Annabelle fut abandonnée, laissée dans son coin. Seule dans la classe. Seule dans la cour de récréation. On lui faisait miroiter des amitiés pour mieux profiter d'elle ou se moquer de sa naïveté. On piétinait ses affaires fétiches. On riait de ses pleurs hystériques et de ses réactions disproportionnées. Et Annabelle subissait. Relevait la tête, quoi qu'il puisse arriver.

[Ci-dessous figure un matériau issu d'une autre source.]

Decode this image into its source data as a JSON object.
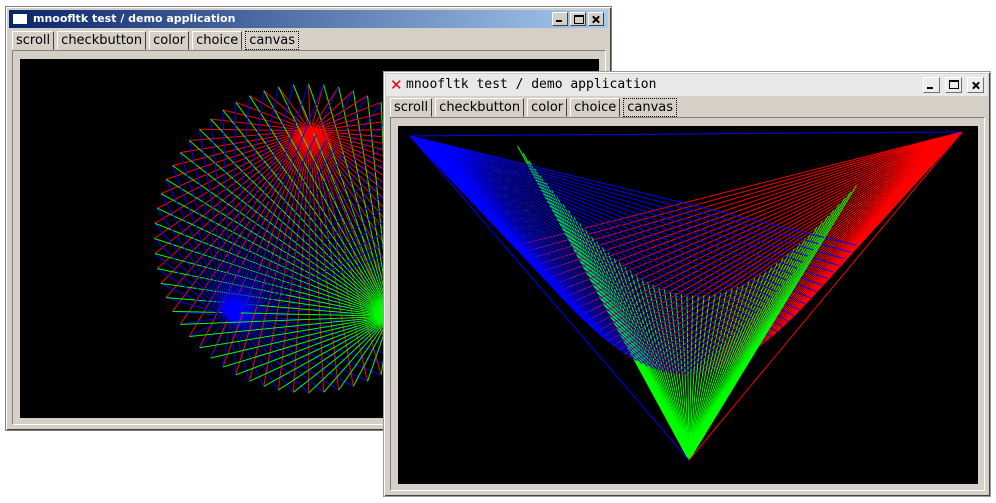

Parce qu'elle le devait. Parce que ses parents croyaient en elle, en ses chances. Parce qu'elle se savait intelligente, contrairement à ce qu'ils pouvaient tous affirmer. Ses parents l'accueillaient avec amour dans leur foyer, l'aidant à surmonter tout le reste. Tant qu'elle avait sa famille à ses côtés, elle pouvait tenir. Jusqu'à ce qu'elle se retrouve seule, bien malgré elle.
Annabelle était lycéenne. C'était jour d'exercice d'alerte incendie. Le son strident de l'alarme lui fit perdre ses moyens et plus encore lorsque ses camarades l'entourèrent, la violentèrent, se moquèrent d'elle. Tout ce bruit, toute cette agitation... Lorsqu'une main se posa sur son épaule, Annabelle réagit sans réfléchir, un pur instinct de défense.
Elle avait mordu, griffé, frappé. Sans réaliser qu'elle faisait face à un professeur. Une figure d'autorité, sacrée, suprême. Et pour cet affront, Annabelle allait payer cher. Très cher. La jeune femme peinait à se rappeler du déroulé exact des événements, mais, en très peu de temps, elle avait été internée. A 16 ans à peine.
Ses traitements, sa thérapie, rien ne visait à l'aider à supporter un peu mieux le monde qui l'entourait. Non, tout avait pour but de la
normaliser. Qu'importe son état, qu'importe les circonstances. Qu'elle soit présentable aux yeux de la société était bien plus important que son bonheur.
Ses parents se battirent, longtemps, très longtemps, pour la faire sortir. Ils dépensèrent presque toutes leurs économies et se résignaient à vendre leur vidéo-club quand la justice trancha finalement en leur faveur. A 18 ans, Annabelle leur fut rendue. Mais l'Annabelle souriante qu'ils connaissaient ne fut pas celle qui retourna chez eux.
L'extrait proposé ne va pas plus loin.